Ven. Hosan, founder of the Dalma Open Championship, performs a halfpipe trick at the competition's fifth edition at Vivaldi Park Ski World in Gangwon Province, Feb. 6, 2007. Yonhap
What does Buddhism have to do with Korea’s unprecedented back-to-back snowboarding medals at the 2026 Milan Cortina Winter Olympics?
More than you might think, actually.
Halfpipe gold medalist Choi Ga-on, alpine silver medalist Kim Sang-kyum, big air bronze medalist Yu Seung-eun and Lee Sang-ho, who nabbed the nation’s first Olympic snowboarding medal at the 2018 PyeongChang Games, share a common trait.

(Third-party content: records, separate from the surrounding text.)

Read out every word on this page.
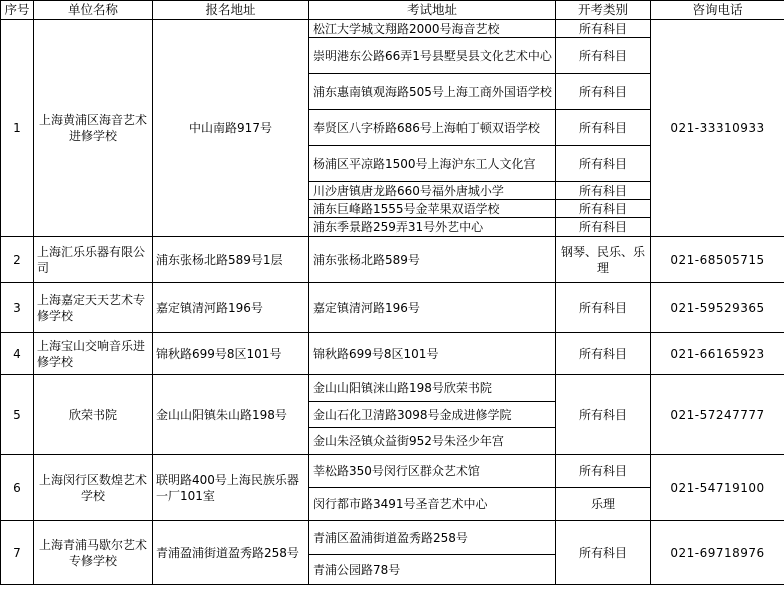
序号	单位名称	报名地址	考试地址	开考类别	咨询电话
1	上海黄浦区海音艺术进修学校	中山南路917号	松江大学城文翔路2000号海音艺校	所有科目	021-33310933
			崇明港东公路66弄1号县墅昊县文化艺术中心	所有科目	
			浦东惠南镇观海路505号上海工商外国语学校	所有科目	
			奉贤区八字桥路686号上海帕丁顿双语学校	所有科目	
			杨浦区平凉路1500号上海沪东工人文化宫	所有科目	
			川沙唐镇唐龙路660号福外唐城小学	所有科目	
			浦东巨峰路1555号金苹果双语学校	所有科目	
			浦东季景路259弄31号外艺中心	所有科目	
2	上海汇乐乐器有限公司	浦东张杨北路589号1层	浦东张杨北路589号	钢琴、民乐、乐理	021-68505715
3	上海嘉定天天艺术专修学校	嘉定镇清河路196号	嘉定镇清河路196号	所有科目	021-59529365
4	上海宝山交响音乐进修学校	锦秋路699号8区101号	锦秋路699号8区101号	所有科目	021-66165923
5	欣荣书院	金山山阳镇朱山路198号	金山山阳镇涞山路198号欣荣书院	所有科目	021-57247777
			金山石化卫清路3098号金成进修学院		
			金山朱泾镇众益街952号朱泾少年宫		
6	上海闵行区数煌艺术学校	联明路400号上海民族乐器一厂101室	莘松路350号闵行区群众艺术馆	所有科目	021-54719100
			闵行都市路3491号圣音艺术中心	乐理	
7	上海青浦马歇尔艺术专修学校	青浦盈浦街道盈秀路258号	青浦区盈浦街道盈秀路258号	所有科目	021-69718976
			青浦公园路78号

All four once competed in the long-running Dalma Open Championship, organized by the Jogye Order of Korean Buddhism, the country’s largest Buddhist sect.
Behind this unlikely convergence of religion and sport stands one man: Ven. Hosan, abbot of Bongseon Temple in Namyangju, Gyeonggi Province.
Big air bronze medalist Yu Seung-eun, left, and alpine silver medalist Kim Sang-kyum at the 2026 Winter Olympics / Yonhap
His relationship with the sport began by chance. In 1995, after being asked to offer prayers for safety at a nearby ski resort, the monk received a lift pass in return.
Watching skiers glide down the wind-scoured slope, he saw something familiar in their movement — a kind of freedom.
“In Buddhism, too, we seek ultimate liberation from the cycle of birth and death,” he said in an interview with Yonhap News Agency. “I felt I could relate to the hearts of those young people on their boards.”